Our instrument design and data reduction goals have been driven by a 0.1% error requirement.

In light of considerable natural variability from year to year and week to week in earths albedo we ask which limits on achievable accuracy the natural variability set?

We illuminate this problem by modelling natural albedo variability, based on Figure 3 in Bender et al (2006). The Figure gives an annual cycle and the 1 S.D. variability limits around this cycle.

We use that data to generate 10, 20 and 30 years of daily simulated albedo values. We fit a straight line to the entire dataset as well as to a dataset made up of 100 annual samples (like realistic observing conditions – one data point per night). We calculate the change in albedo over the period simulated and express this change in percent of the average albedo. We do that for the daily sample and for the 100-times-a-year sample. We next show the histograms of these accumulated errors. To the left in each row is the histogram of errors in albedo for the ‘all-nights period’ and to the right is the histogram for the ‘100 annual samples’.

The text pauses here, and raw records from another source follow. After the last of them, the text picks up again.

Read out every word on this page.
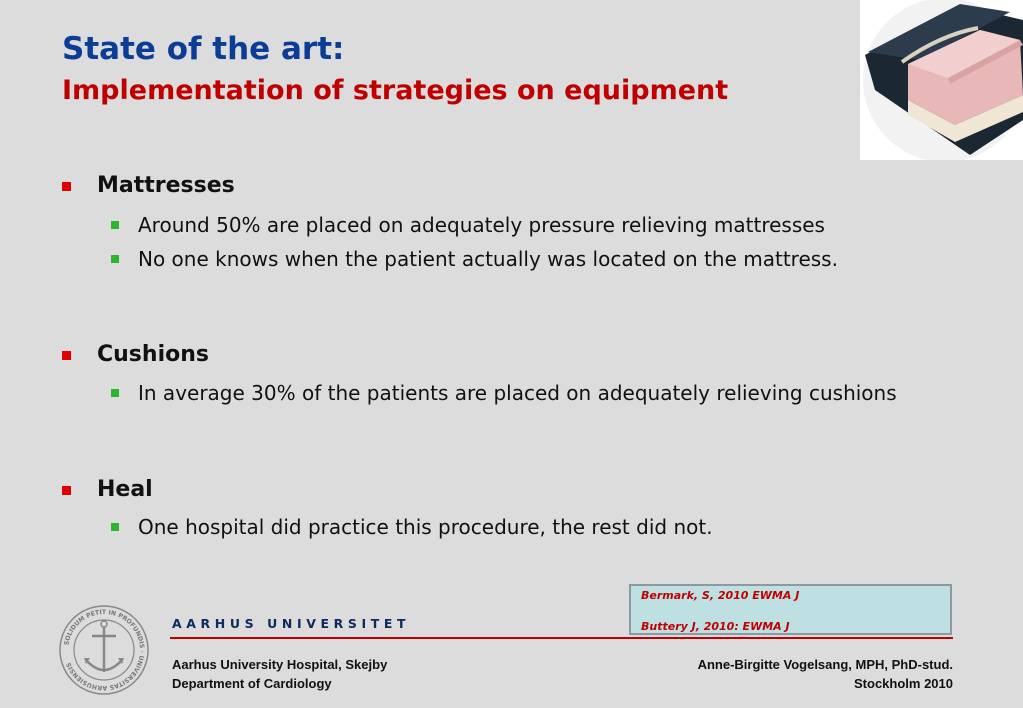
State of the art:
Implementation of strategies on equipment
Mattresses
Around 50% are placed on adequately pressure relieving mattresses
No one knows when the patient actually was located on the mattress.
Cushions
In average 30% of the patients are placed on adequately relieving cushions
Heal
One hospital did practice this procedure, the rest did not.
Bermark, S, 2010 EWMA J
Buttery J, 2010: EWMA J
AARHUS UNIVERSITET
SOLIDUM PETIT IN PROFUNDIS · UNIVERSITAS ARHUSIENSIS	Aarhus University Hospital, Skejby
Department of Cardiology
Anne-Birgitte Vogelsang, MPH, PhD-stud.
Stockholm 2010
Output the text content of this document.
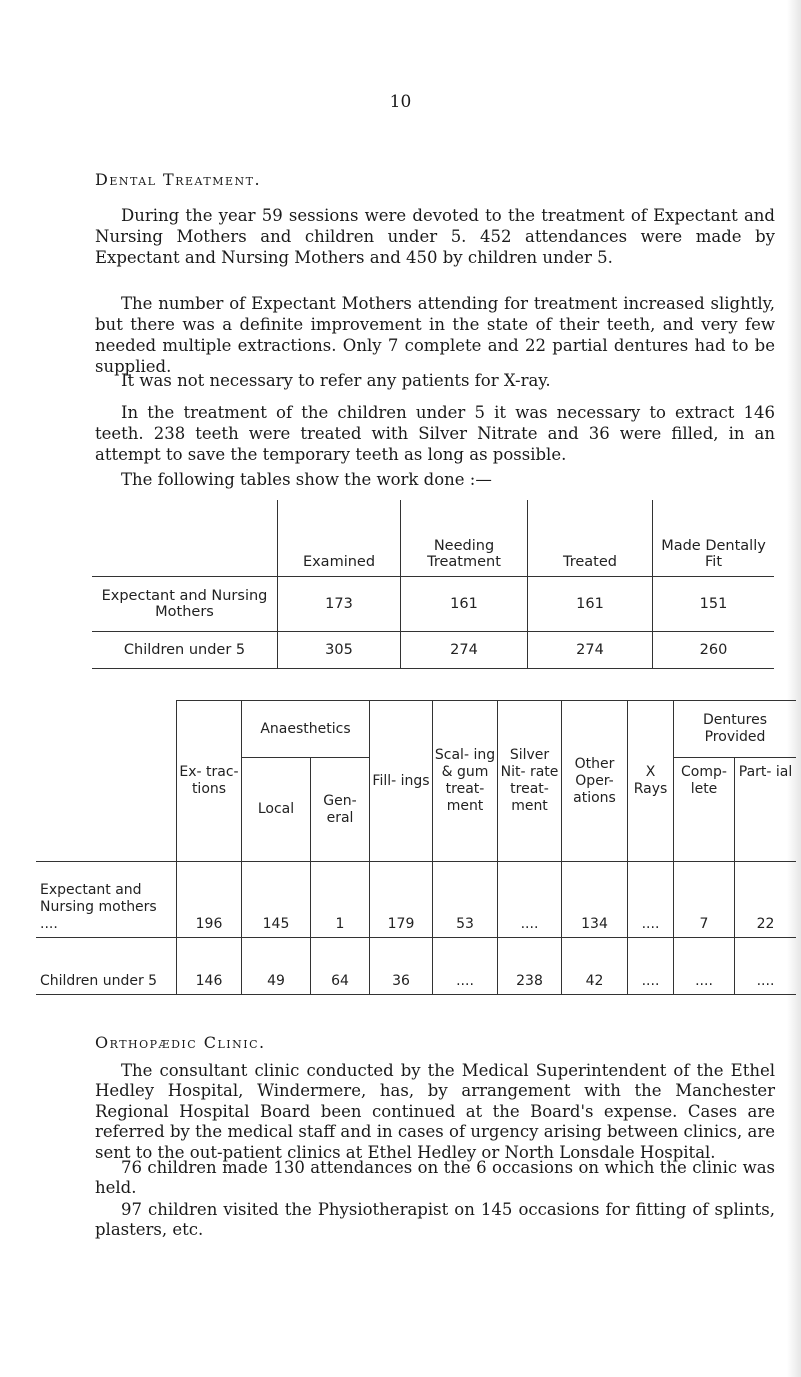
10
Dental Treatment.

During the year 59 sessions were devoted to the treatment of Expectant and Nursing Mothers and children under 5. 452 attendances were made by Expectant and Nursing Mothers and 450 by children under 5.

The number of Expectant Mothers attending for treatment increased slightly, but there was a definite improvement in the state of their teeth, and very few needed multiple extractions. Only 7 complete and 22 partial dentures had to be supplied.

It was not necessary to refer any patients for X-ray.

In the treatment of the children under 5 it was necessary to extract 146 teeth. 238 teeth were treated with Silver Nitrate and 36 were filled, in an attempt to save the temporary teeth as long as possible.

The following tables show the work done :—

	Examined	Needing Treatment	Treated	Made Dentally Fit
Expectant and Nursing Mothers	173	161	161	151
Children under 5	305	274	274	260
	Ex- trac- tions	Anaesthetics		Fill- ings	Scal- ing & gum treat- ment	Silver Nit- rate treat- ment	Other Oper- ations	X Rays	Dentures Provided	
		Local	Gen- eral						Comp- lete	Part- ial
Expectant and Nursing mothers ....	196	145	1	179	53	....	134	....	7	22
Children under 5	146	49	64	36	....	238	42	....	....	....
Orthopædic Clinic.

The consultant clinic conducted by the Medical Superintendent of the Ethel Hedley Hospital, Windermere, has, by arrangement with the Manchester Regional Hospital Board been continued at the Board's expense. Cases are referred by the medical staff and in cases of urgency arising between clinics, are sent to the out-patient clinics at Ethel Hedley or North Lonsdale Hospital.

76 children made 130 attendances on the 6 occasions on which the clinic was held.

97 children visited the Physiotherapist on 145 occasions for fitting of splints, plasters, etc.
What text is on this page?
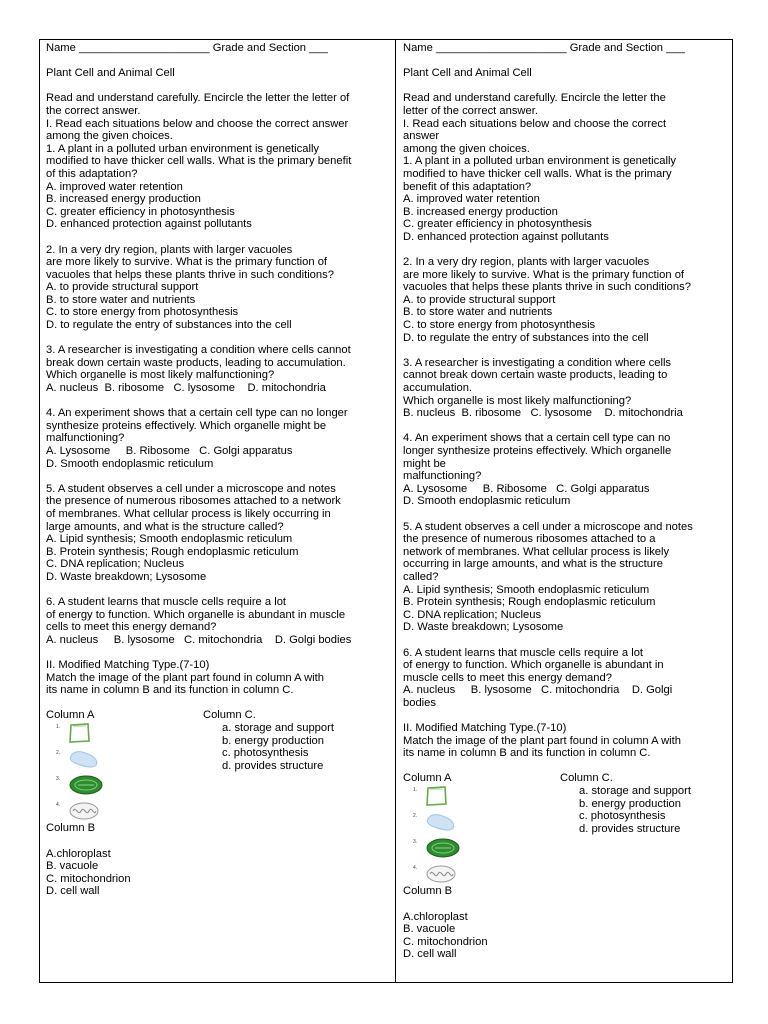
Name _____________________ Grade and Section ___

Plant Cell and Animal Cell

Read and understand carefully. Encircle the letter the letter of

the correct answer.

I. Read each situations below and choose the correct answer

among the given choices.

1. A plant in a polluted urban environment is genetically

modified to have thicker cell walls. What is the primary benefit

of this adaptation?

A. improved water retention

B. increased energy production

C. greater efficiency in photosynthesis

D. enhanced protection against pollutants

2. In a very dry region, plants with larger vacuoles

are more likely to survive. What is the primary function of

vacuoles that helps these plants thrive in such conditions?

A. to provide structural support

B. to store water and nutrients

C. to store energy from photosynthesis

D. to regulate the entry of substances into the cell

3. A researcher is investigating a condition where cells cannot

break down certain waste products, leading to accumulation.

Which organelle is most likely malfunctioning?

A. nucleus  B. ribosome   C. lysosome    D. mitochondria

4. An experiment shows that a certain cell type can no longer

synthesize proteins effectively. Which organelle might be

malfunctioning?

A. Lysosome     B. Ribosome   C. Golgi apparatus

D. Smooth endoplasmic reticulum

5. A student observes a cell under a microscope and notes

the presence of numerous ribosomes attached to a network

of membranes. What cellular process is likely occurring in

large amounts, and what is the structure called?

A. Lipid synthesis; Smooth endoplasmic reticulum

B. Protein synthesis; Rough endoplasmic reticulum

C. DNA replication; Nucleus

D. Waste breakdown; Lysosome

6. A student learns that muscle cells require a lot

of energy to function. Which organelle is abundant in muscle

cells to meet this energy demand?

A. nucleus     B. lysosome   C. mitochondria    D. Golgi bodies

II. Modified Matching Type.(7-10)

Match the image of the plant part found in column A with

its name in column B and its function in column C.

Column A

1.
2.
3.
4.

Column C.

a. storage and support

b. energy production

c. photosynthesis

d. provides structure

Column B

A.chloroplast

B. vacuole

C. mitochondrion

D. cell wall

Name _____________________ Grade and Section ___

Plant Cell and Animal Cell

Read and understand carefully. Encircle the letter the

letter of the correct answer.

I. Read each situations below and choose the correct

answer

among the given choices.

1. A plant in a polluted urban environment is genetically

modified to have thicker cell walls. What is the primary

benefit of this adaptation?

A. improved water retention

B. increased energy production

C. greater efficiency in photosynthesis

D. enhanced protection against pollutants

2. In a very dry region, plants with larger vacuoles

are more likely to survive. What is the primary function of

vacuoles that helps these plants thrive in such conditions?

A. to provide structural support

B. to store water and nutrients

C. to store energy from photosynthesis

D. to regulate the entry of substances into the cell

3. A researcher is investigating a condition where cells

cannot break down certain waste products, leading to

accumulation.

Which organelle is most likely malfunctioning?

B. nucleus  B. ribosome   C. lysosome    D. mitochondria

4. An experiment shows that a certain cell type can no

longer synthesize proteins effectively. Which organelle

might be

malfunctioning?

A. Lysosome     B. Ribosome   C. Golgi apparatus

D. Smooth endoplasmic reticulum

5. A student observes a cell under a microscope and notes

the presence of numerous ribosomes attached to a

network of membranes. What cellular process is likely

occurring in large amounts, and what is the structure

called?

A. Lipid synthesis; Smooth endoplasmic reticulum

B. Protein synthesis; Rough endoplasmic reticulum

C. DNA replication; Nucleus

D. Waste breakdown; Lysosome

6. A student learns that muscle cells require a lot

of energy to function. Which organelle is abundant in

muscle cells to meet this energy demand?

A. nucleus     B. lysosome   C. mitochondria    D. Golgi

bodies

II. Modified Matching Type.(7-10)

Match the image of the plant part found in column A with

its name in column B and its function in column C.

Column A

1.
2.
3.
4.

Column C.

a. storage and support

b. energy production

c. photosynthesis

d. provides structure

Column B

A.chloroplast

B. vacuole

C. mitochondrion

D. cell wall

The S.D. of these errors are:

years all days 100 days

10 0.102 0.184

20 0.077 0.132

33 0.060 0.105

The above suggest that natural variability will impose an uncertainty on estimates of global albedo at about 0.1% if just 10 years of nightly data are analysed, but that 30 years of data are needed if only 100 samples a year are made.

Any errors our measurements have above the 0.1% level will thus only make the problem worse.

The above analysis assumes global coverage of our data; all sampling effects due to lunar phases being are ignored by the random selection of 100 point per year.

Overall the analysis suggests that we may be able to achieve climate-change related data of interest in a decade as long as we do not allow errors in our observations or data-reduction much above the 0.1% level.

On shorter time-scales the high accuracy of our method will allow us to track such phenomena as the daily or weekly changes in clouds masses as well as more subtle changes such as seasonal changes. A volcanic eruption would be yum-yum!